Deze tweede stelling van de Geheime Leer betreft de algemene geldigheid van de wet van periodiciteit van eb en vloed, van neergang en opkomst, die de natuurwetenschap op alle gebieden van de natuur heeft waargenomen en beschreven. Een afwisseling zoals tussen dag en nacht, leven en dood, slapen en waken is een feit dat zo gewoon is, zo volkomen algemeen en zonder uitzondering, dat het gemakkelijk is te begrijpen dat wij er een van de werkelijk fundamentele wetten van het heelal in zien.
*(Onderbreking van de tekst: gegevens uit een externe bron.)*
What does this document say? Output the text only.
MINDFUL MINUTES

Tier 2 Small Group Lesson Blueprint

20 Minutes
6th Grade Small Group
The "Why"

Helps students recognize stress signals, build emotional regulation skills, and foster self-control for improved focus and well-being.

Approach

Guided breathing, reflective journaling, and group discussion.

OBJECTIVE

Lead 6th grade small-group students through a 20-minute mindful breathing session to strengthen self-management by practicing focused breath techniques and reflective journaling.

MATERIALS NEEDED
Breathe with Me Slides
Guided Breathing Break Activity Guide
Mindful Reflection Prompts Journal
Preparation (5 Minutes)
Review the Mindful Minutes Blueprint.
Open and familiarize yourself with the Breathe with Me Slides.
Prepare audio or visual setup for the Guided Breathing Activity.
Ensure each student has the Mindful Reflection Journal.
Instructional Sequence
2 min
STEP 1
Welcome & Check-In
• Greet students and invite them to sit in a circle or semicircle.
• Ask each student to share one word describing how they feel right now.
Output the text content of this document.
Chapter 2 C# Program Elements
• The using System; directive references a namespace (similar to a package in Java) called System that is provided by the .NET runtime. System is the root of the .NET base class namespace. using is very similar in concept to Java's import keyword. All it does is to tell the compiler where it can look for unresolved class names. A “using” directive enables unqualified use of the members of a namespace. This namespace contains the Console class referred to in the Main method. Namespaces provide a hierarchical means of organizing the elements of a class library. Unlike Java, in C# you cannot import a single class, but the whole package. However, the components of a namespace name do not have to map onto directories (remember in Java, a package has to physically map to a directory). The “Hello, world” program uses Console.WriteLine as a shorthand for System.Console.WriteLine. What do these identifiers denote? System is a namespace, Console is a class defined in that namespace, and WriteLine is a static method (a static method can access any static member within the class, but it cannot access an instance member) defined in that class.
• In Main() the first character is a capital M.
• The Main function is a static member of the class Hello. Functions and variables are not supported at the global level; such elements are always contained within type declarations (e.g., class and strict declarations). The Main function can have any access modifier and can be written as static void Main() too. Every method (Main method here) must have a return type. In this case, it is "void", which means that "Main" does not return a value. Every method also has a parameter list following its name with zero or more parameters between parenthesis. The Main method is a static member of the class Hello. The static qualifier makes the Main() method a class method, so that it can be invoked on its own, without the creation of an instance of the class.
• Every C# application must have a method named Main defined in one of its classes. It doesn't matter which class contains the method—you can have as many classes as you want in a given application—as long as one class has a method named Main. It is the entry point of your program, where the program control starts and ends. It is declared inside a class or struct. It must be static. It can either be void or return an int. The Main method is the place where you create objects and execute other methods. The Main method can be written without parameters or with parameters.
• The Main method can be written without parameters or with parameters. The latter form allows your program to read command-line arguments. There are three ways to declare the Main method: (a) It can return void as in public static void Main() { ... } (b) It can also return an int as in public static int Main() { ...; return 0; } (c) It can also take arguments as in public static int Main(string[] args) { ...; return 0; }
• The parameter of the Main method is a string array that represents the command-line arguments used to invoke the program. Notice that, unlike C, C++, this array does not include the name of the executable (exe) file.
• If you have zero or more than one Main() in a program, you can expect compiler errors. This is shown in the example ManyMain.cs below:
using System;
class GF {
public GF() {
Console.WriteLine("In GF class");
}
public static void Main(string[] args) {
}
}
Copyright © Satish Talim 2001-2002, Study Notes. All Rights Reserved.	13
Ook hierbij kan een kanttekening geplaatst worden. De ‘algemene geldigheid van de wet van periodiciteit van eb en vloed, van neergang en opkomst, die de natuurwetenschap op alle gebieden van de natuur heeft waargenomen en beschreven’, kon ook niet anders dan door diezelfde natuurwetenschap zo beschreven worden omdat we in een 3D-wereld leven en in dit geval staat 3D voor lengte, breedte en hoogte. Maar de wereld buiten de aarde is 5D en dus tijd- en ruimteloosheid, zodat er geen lengte, breedte of diepte kunnen bestaan want overal aanwezig (en dan komen we op het terrein van de kwantumfysica, die anders dan aardse fysici menen, geen duaal wetenschapsgebied is, maar behoort tot het nonduaal terrein van denken). En dan valt pas in te zien dat de aardse astrofysici en astronomen met zoveel raadsels in het universum worden geconfronteerd die strijdig zijn met de aardse natuurwetten. Het verschil tussen 5D en 3D. Maar dat is geen eeuwige wet aangezien de mens evolueert naar hogere dimensies, waar weer andere wetmatigheden gelden. Nergens zijn natuurwetten gelijk of dezelfde.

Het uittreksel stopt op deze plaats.